3. Man kann zu Fuß zum See gehen.
4. Wir haben weder links noch rechts Nachbarn und kommen uns auf diesem riesigen Campingplatz deshalb fast schon vor wie in einem der einsamen Nationalpark-Campgrounds.
5. Auf unserer Site wächst der größte Baum der ganzen Loop (dieser Baum beschattet unseren Sitzplatz beim Frühstück und wird deshalb von Lilly gleich "Frühstücksbaum" getauft).
6. Dies ist mit 48 Dollar pro Nacht unserer teuerster Platz bisher (OK, das gehört jetzt nicht zu den guten Eindrücken).
7. Hier gibt es bestimmt mehr Hotelbetten als Einwohner.
8. Page hat zwölf Kirchen (bei 4.000 Einwohnern), die so nette Namen haben wie "Shepherd of the Desert".
9. Page ist wahrscheinlich eine der jüngsten Städte, die wir je besucht haben: Sie wurde erst 1961 gegründet.
10. Hier ist es wirklich Sommer! Beim Eintreffen auf dem Campingplatz am späten Nachmittag hat es 97 Grad Fahrenheit. Wir halten es draußen kaum aus.
Ungeachtet des drohenden Wassernotstands läuft der Betrieb am Lake Powell aber auf Hochtouren und weder in der Marina noch auf dem Campingplatz ist zu spüren, dass am heutigen Labor Day die Sommersaison offiziell endet. Nur Lilly muss feststellen, dass trotz Gluthitze eigentlich kein Sommer mehr ist - sie sucht alle Läden in Page nach einer Pool-Noodle ab, die sie noch in ihre in Cortez für zwei Dollar erworbene Pool-Hängematte stecken muss, damit diese über Wasser bleibt.
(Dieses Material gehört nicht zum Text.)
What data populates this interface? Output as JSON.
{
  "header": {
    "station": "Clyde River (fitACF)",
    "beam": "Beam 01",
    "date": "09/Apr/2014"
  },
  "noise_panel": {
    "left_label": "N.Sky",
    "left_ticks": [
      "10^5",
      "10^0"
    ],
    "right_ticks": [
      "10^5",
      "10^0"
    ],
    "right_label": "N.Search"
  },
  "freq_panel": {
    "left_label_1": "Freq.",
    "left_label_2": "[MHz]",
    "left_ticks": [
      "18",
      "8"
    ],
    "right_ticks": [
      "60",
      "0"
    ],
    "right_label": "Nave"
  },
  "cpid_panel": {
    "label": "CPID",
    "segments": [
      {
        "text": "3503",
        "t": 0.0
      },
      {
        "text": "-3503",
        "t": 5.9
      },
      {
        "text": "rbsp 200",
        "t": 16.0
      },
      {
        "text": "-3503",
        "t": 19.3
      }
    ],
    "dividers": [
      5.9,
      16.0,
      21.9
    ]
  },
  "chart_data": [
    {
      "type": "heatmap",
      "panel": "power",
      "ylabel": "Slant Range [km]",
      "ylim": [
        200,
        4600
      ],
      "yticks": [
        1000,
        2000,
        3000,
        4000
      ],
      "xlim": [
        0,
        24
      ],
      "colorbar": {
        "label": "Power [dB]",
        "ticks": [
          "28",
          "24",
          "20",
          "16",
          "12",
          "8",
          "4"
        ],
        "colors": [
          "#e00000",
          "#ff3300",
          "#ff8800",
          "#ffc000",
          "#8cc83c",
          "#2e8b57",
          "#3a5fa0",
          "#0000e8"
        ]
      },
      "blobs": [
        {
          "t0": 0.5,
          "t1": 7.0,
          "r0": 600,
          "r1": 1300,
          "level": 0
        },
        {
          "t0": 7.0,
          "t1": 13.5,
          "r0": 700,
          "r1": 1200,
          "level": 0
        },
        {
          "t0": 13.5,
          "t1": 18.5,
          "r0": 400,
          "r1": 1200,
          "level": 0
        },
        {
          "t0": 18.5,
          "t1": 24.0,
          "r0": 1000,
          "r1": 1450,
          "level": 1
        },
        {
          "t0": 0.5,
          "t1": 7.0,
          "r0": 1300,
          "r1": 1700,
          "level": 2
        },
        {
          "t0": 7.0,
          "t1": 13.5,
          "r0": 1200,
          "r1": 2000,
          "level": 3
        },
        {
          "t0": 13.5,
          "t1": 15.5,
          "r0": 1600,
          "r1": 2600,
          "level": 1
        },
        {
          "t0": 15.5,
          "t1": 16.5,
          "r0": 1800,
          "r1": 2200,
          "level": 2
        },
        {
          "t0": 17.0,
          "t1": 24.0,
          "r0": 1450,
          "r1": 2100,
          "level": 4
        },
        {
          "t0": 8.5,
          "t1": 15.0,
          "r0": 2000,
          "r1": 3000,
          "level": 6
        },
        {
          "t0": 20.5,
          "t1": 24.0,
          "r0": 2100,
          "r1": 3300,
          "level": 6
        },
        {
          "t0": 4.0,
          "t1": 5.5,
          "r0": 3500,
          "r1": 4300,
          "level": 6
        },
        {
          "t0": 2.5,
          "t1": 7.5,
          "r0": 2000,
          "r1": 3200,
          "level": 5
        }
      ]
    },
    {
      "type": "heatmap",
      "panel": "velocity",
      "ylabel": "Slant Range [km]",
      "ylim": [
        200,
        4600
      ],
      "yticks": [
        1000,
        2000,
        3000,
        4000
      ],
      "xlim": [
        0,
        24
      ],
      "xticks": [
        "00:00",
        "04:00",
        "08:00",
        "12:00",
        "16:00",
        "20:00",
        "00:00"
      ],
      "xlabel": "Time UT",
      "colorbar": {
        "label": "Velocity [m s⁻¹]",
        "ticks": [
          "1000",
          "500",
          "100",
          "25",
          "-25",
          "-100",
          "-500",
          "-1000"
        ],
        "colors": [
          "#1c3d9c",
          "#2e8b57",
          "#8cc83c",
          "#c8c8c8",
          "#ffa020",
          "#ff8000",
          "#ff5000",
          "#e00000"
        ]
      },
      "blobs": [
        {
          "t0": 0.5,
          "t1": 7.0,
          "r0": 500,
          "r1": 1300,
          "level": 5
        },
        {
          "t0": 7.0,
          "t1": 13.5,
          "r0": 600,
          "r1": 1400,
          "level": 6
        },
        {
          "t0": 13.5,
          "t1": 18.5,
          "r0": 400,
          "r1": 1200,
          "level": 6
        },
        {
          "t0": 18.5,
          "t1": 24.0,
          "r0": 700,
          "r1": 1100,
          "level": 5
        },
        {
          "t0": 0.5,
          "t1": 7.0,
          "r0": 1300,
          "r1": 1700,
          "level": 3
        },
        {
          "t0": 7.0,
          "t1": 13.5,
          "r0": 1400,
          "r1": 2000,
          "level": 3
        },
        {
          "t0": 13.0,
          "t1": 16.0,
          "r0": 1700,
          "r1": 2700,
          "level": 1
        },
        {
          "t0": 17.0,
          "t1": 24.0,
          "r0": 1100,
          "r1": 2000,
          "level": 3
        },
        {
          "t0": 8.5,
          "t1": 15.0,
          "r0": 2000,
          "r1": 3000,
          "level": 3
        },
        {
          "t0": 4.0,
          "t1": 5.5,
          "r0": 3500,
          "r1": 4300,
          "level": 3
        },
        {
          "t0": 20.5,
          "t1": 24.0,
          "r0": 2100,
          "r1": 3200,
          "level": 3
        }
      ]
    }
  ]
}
Wasserspielzeug sucht man jedoch in den Läden vergebens. Was es stattdessen gibt: Halloween-Kostüme und die passende Deko. Das passt so zum Wetter wie die Lebkuchen, die wahrscheinlich diese Woche in Deutschland wieder in Regale geräumt werden. Daran möchten wir im Moment noch nicht denken!